1. Make sure you are saving enough for retirement (if you need to calculate that number, refer to your enrollment workbook or discuss with the 401(k) plan advisor or your own financial advisor). If you would seriously like to retire someday, you need to save enough during your working years & have it grow over time (you can’t retire if you don’t have enough money). Statistics show that a majority of Americans have not saved enough for retirement even as they reach age 50 (scary!).
2. Make sure you are using the proper asset allocation for your investments taking into account your age, risk tolerance, time frame, goal, etc. (if you have not completed a risk tolerance questionnaire or do not understand why this is important, ask your 401(k) plan advisor or your own financial advisor) – you do not want to run out of money or not save enough because you took too much or too little risk during your investing years.
3. Make sure you are reviewing all of your investments regularly with a qualified financial advisor.
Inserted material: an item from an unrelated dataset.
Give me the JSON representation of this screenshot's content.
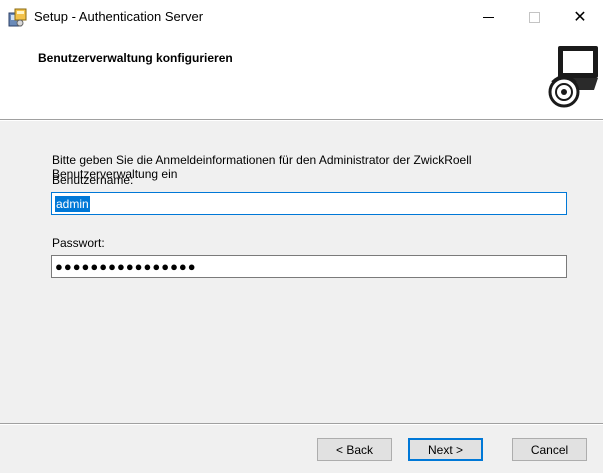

This should be done at a minimum annually, preferably semi-annually or quarterly. It’s just like taking your car in for regular maintenance – you wouldn’t expect your car to keep running if you didn’t get the oil changed, have it inspected, checked the brakes, etc. You should expect no less of your 401(k) plan and/or other investments – they need to be checked at regular intervals.
4. Please stop listening to the media re: what is going on in the financial markets – their job is to get ratings/sell newspapers and/or magazines, so they like to focus on the negative and sensationalize things that may not be really as important as they’d like you to think that they are. Talk to a qualified financial advisor to find out what is really happening in the world’s financial markets. If your financial “advisor” jumps at every negative headline/story out there, it may be time to find a professional advisor who keeps calm and thinks rationally.
5. Make sure you call and/or email your financial advisor if you have any questions re: your retirement and/or 401(k) plan. Don’t forget: it never hurts to get a 2nd opinion from another qualified financial advisor/planner re: your financial situation. You owe it to your older self to make sure your retirement is on the right track.